Friday, September 20, 2013

Books We're Reading - Room

 
 
Room is not the sort of book I'd ever pick out. Instead it must have received some high praise or an award at some point, and this led me to add it to my Kindle. It remained there, unread, probably for almost a year before I needed something to read on the train. Then, seeing the title and associating it immediately with both In a Strange Room and A Room of One's Own, I selected it for my next piece of reading. What a journey I was in for.

The book is told entirely in the first person, and in this instance that person is a five year old boy. A five year old boy named Jack with a small world and objects he personifies and addresses by their name (Table, Wardrobe, Bed and Rug are all key characters in his world). At times this is exactly as tedious as it sounds. You can only read along as a boy narrates about his "bouncy bounces" and how much he hates green beans so many times before yearning for adult perspective. If you're patient that perspective does come, and usually at the most haunting times.

Jack and his Ma are visited nightly by a man they call Old Nick, and when he comes into Room the boy hides in Wardrobe and counts his teeth and the creaks of Bed until he falls asleep or Old Nick leaves. Slowly you learn that Jack has never left Room, and that he believes the things he sees on TV happen on other planets.

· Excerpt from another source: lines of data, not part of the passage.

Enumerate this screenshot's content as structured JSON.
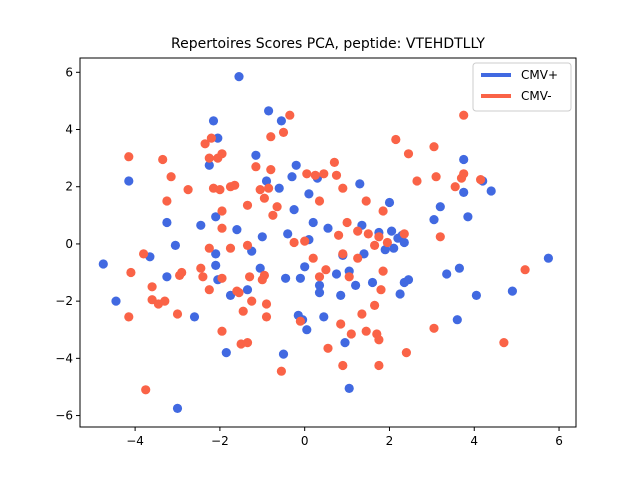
{
  "chart_data": {
    "type": "scatter",
    "title": "Repertoires Scores PCA, peptide: VTEHDTLLY",
    "xlabel": "",
    "ylabel": "",
    "xlim": [
      -5.3,
      6.4
    ],
    "ylim": [
      -6.4,
      6.5
    ],
    "xticks": [
      -4,
      -2,
      0,
      2,
      4,
      6
    ],
    "yticks": [
      -6,
      -4,
      -2,
      0,
      2,
      4,
      6
    ],
    "grid": false,
    "legend_position": "top-right",
    "series": [
      {
        "name": "CMV+",
        "color": "#4169e1",
        "points": [
          [
            -4.75,
            -0.7
          ],
          [
            -4.45,
            -2.0
          ],
          [
            -4.15,
            2.2
          ],
          [
            -3.65,
            -0.45
          ],
          [
            -3.25,
            0.75
          ],
          [
            -3.25,
            -1.15
          ],
          [
            -3.05,
            -0.05
          ],
          [
            -3.0,
            -5.75
          ],
          [
            -2.6,
            -2.55
          ],
          [
            -2.45,
            0.65
          ],
          [
            -2.25,
            2.75
          ],
          [
            -2.15,
            4.3
          ],
          [
            -2.05,
            3.7
          ],
          [
            -2.1,
            0.95
          ],
          [
            -2.1,
            -0.35
          ],
          [
            -2.1,
            -0.75
          ],
          [
            -2.05,
            -1.25
          ],
          [
            -1.85,
            -3.8
          ],
          [
            -1.75,
            -1.8
          ],
          [
            -1.6,
            0.5
          ],
          [
            -1.55,
            5.85
          ],
          [
            -1.35,
            -1.6
          ],
          [
            -1.25,
            -0.25
          ],
          [
            -1.15,
            3.1
          ],
          [
            -1.05,
            -0.85
          ],
          [
            -1.0,
            0.25
          ],
          [
            -0.9,
            2.2
          ],
          [
            -0.85,
            4.65
          ],
          [
            -0.6,
            1.95
          ],
          [
            -0.55,
            4.3
          ],
          [
            -0.5,
            -3.85
          ],
          [
            -0.45,
            -1.2
          ],
          [
            -0.4,
            0.35
          ],
          [
            -0.3,
            2.35
          ],
          [
            -0.25,
            1.2
          ],
          [
            -0.2,
            2.75
          ],
          [
            -0.15,
            -2.5
          ],
          [
            -0.1,
            -1.2
          ],
          [
            -0.05,
            -2.65
          ],
          [
            0.0,
            -0.8
          ],
          [
            0.05,
            -3.0
          ],
          [
            0.1,
            0.15
          ],
          [
            0.1,
            1.75
          ],
          [
            0.2,
            0.75
          ],
          [
            0.3,
            2.3
          ],
          [
            0.35,
            -1.45
          ],
          [
            0.35,
            -1.7
          ],
          [
            0.45,
            -2.55
          ],
          [
            0.55,
            0.55
          ],
          [
            0.75,
            -1.05
          ],
          [
            0.85,
            -1.8
          ],
          [
            0.9,
            -0.4
          ],
          [
            0.95,
            -3.45
          ],
          [
            1.05,
            -0.95
          ],
          [
            1.05,
            -5.05
          ],
          [
            1.2,
            -1.45
          ],
          [
            1.3,
            2.1
          ],
          [
            1.35,
            0.65
          ],
          [
            1.4,
            -0.35
          ],
          [
            1.6,
            -1.35
          ],
          [
            1.75,
            0.4
          ],
          [
            1.9,
            -0.2
          ],
          [
            2.0,
            1.45
          ],
          [
            2.05,
            0.45
          ],
          [
            2.1,
            -0.15
          ],
          [
            2.2,
            0.2
          ],
          [
            2.25,
            -1.75
          ],
          [
            2.3,
            0.3
          ],
          [
            2.35,
            0.05
          ],
          [
            2.35,
            -1.35
          ],
          [
            2.45,
            -1.25
          ],
          [
            3.05,
            0.85
          ],
          [
            3.2,
            1.3
          ],
          [
            3.35,
            -1.05
          ],
          [
            3.6,
            -2.65
          ],
          [
            3.65,
            -0.85
          ],
          [
            3.75,
            2.95
          ],
          [
            3.75,
            1.8
          ],
          [
            3.85,
            0.95
          ],
          [
            4.05,
            -1.8
          ],
          [
            4.2,
            2.2
          ],
          [
            4.4,
            1.85
          ],
          [
            4.9,
            -1.65
          ],
          [
            5.75,
            -0.5
          ]
        ]
      },
      {
        "name": "CMV-",
        "color": "#fa6347",
        "points": [
          [
            -4.15,
            3.05
          ],
          [
            -4.15,
            -2.55
          ],
          [
            -4.1,
            -1.0
          ],
          [
            -3.8,
            -0.35
          ],
          [
            -3.75,
            -5.1
          ],
          [
            -3.6,
            -1.95
          ],
          [
            -3.6,
            -1.5
          ],
          [
            -3.45,
            -2.1
          ],
          [
            -3.35,
            2.95
          ],
          [
            -3.3,
            -2.0
          ],
          [
            -3.25,
            1.5
          ],
          [
            -3.15,
            2.35
          ],
          [
            -3.0,
            -2.45
          ],
          [
            -2.95,
            -1.1
          ],
          [
            -2.9,
            -1.0
          ],
          [
            -2.75,
            1.9
          ],
          [
            -2.45,
            -0.85
          ],
          [
            -2.4,
            -1.15
          ],
          [
            -2.35,
            3.5
          ],
          [
            -2.25,
            3.0
          ],
          [
            -2.25,
            -0.15
          ],
          [
            -2.25,
            -1.6
          ],
          [
            -2.2,
            3.7
          ],
          [
            -2.15,
            1.95
          ],
          [
            -2.05,
            3.0
          ],
          [
            -2.0,
            1.9
          ],
          [
            -1.95,
            3.15
          ],
          [
            -1.95,
            0.55
          ],
          [
            -1.95,
            -1.2
          ],
          [
            -1.95,
            -3.05
          ],
          [
            -1.95,
            1.15
          ],
          [
            -1.75,
            2.0
          ],
          [
            -1.75,
            -0.15
          ],
          [
            -1.65,
            2.05
          ],
          [
            -1.6,
            -1.65
          ],
          [
            -1.55,
            -1.7
          ],
          [
            -1.5,
            -3.5
          ],
          [
            -1.45,
            -2.35
          ],
          [
            -1.35,
            1.35
          ],
          [
            -1.35,
            -3.45
          ],
          [
            -1.35,
            -0.05
          ],
          [
            -1.3,
            -1.15
          ],
          [
            -1.25,
            -2.0
          ],
          [
            -1.15,
            2.7
          ],
          [
            -1.05,
            1.9
          ],
          [
            -1.0,
            -1.25
          ],
          [
            -0.95,
            -1.1
          ],
          [
            -0.95,
            1.6
          ],
          [
            -0.9,
            -2.1
          ],
          [
            -0.9,
            -2.55
          ],
          [
            -0.85,
            1.95
          ],
          [
            -0.8,
            2.6
          ],
          [
            -0.8,
            3.75
          ],
          [
            -0.75,
            1.0
          ],
          [
            -0.65,
            1.3
          ],
          [
            -0.55,
            -4.45
          ],
          [
            -0.5,
            3.9
          ],
          [
            -0.35,
            4.5
          ],
          [
            -0.25,
            0.05
          ],
          [
            -0.1,
            -2.7
          ],
          [
            0.0,
            0.1
          ],
          [
            0.05,
            2.45
          ],
          [
            0.2,
            -0.5
          ],
          [
            0.25,
            2.4
          ],
          [
            0.35,
            1.5
          ],
          [
            0.35,
            -1.15
          ],
          [
            0.45,
            2.45
          ],
          [
            0.5,
            -0.9
          ],
          [
            0.55,
            -3.65
          ],
          [
            0.7,
            2.85
          ],
          [
            0.75,
            2.4
          ],
          [
            0.8,
            0.3
          ],
          [
            0.85,
            -2.8
          ],
          [
            0.9,
            -4.25
          ],
          [
            0.9,
            -0.35
          ],
          [
            0.9,
            1.95
          ],
          [
            1.0,
            0.75
          ],
          [
            1.05,
            -1.15
          ],
          [
            1.1,
            -3.15
          ],
          [
            1.25,
            0.45
          ],
          [
            1.25,
            -0.5
          ],
          [
            1.35,
            -2.45
          ],
          [
            1.45,
            1.5
          ],
          [
            1.45,
            -3.05
          ],
          [
            1.5,
            0.35
          ],
          [
            1.65,
            -0.05
          ],
          [
            1.65,
            -2.15
          ],
          [
            1.7,
            -3.15
          ],
          [
            1.75,
            0.25
          ],
          [
            1.75,
            -3.35
          ],
          [
            1.75,
            -4.25
          ],
          [
            1.8,
            -1.6
          ],
          [
            1.85,
            1.15
          ],
          [
            1.85,
            -0.95
          ],
          [
            1.95,
            0.05
          ],
          [
            2.15,
            3.65
          ],
          [
            2.35,
            0.35
          ],
          [
            2.4,
            -3.8
          ],
          [
            2.45,
            3.15
          ],
          [
            2.65,
            2.2
          ],
          [
            3.05,
            3.4
          ],
          [
            3.1,
            2.35
          ],
          [
            3.05,
            -2.95
          ],
          [
            3.2,
            0.25
          ],
          [
            3.55,
            2.0
          ],
          [
            3.7,
            2.3
          ],
          [
            3.75,
            4.5
          ],
          [
            3.75,
            2.45
          ],
          [
            4.15,
            2.25
          ],
          [
            4.7,
            -3.45
          ],
          [
            5.2,
            -0.9
          ]
        ]
      }
    ]
  }
}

You can tell right away that something is not right, and your instincts warn you that the entire situation is terribly wrong. I don't want to say any more because anyone vaguely intrigued by the concept should read the book. The ideas are fascinating, and the moral and societal questions that the novel raises are insightful and heart wrenching. Eventually the scope of the novel broadens, and Jack's perspective is no longer a hindrance but a brilliant lens through which you may experience the world we all take for granted anew.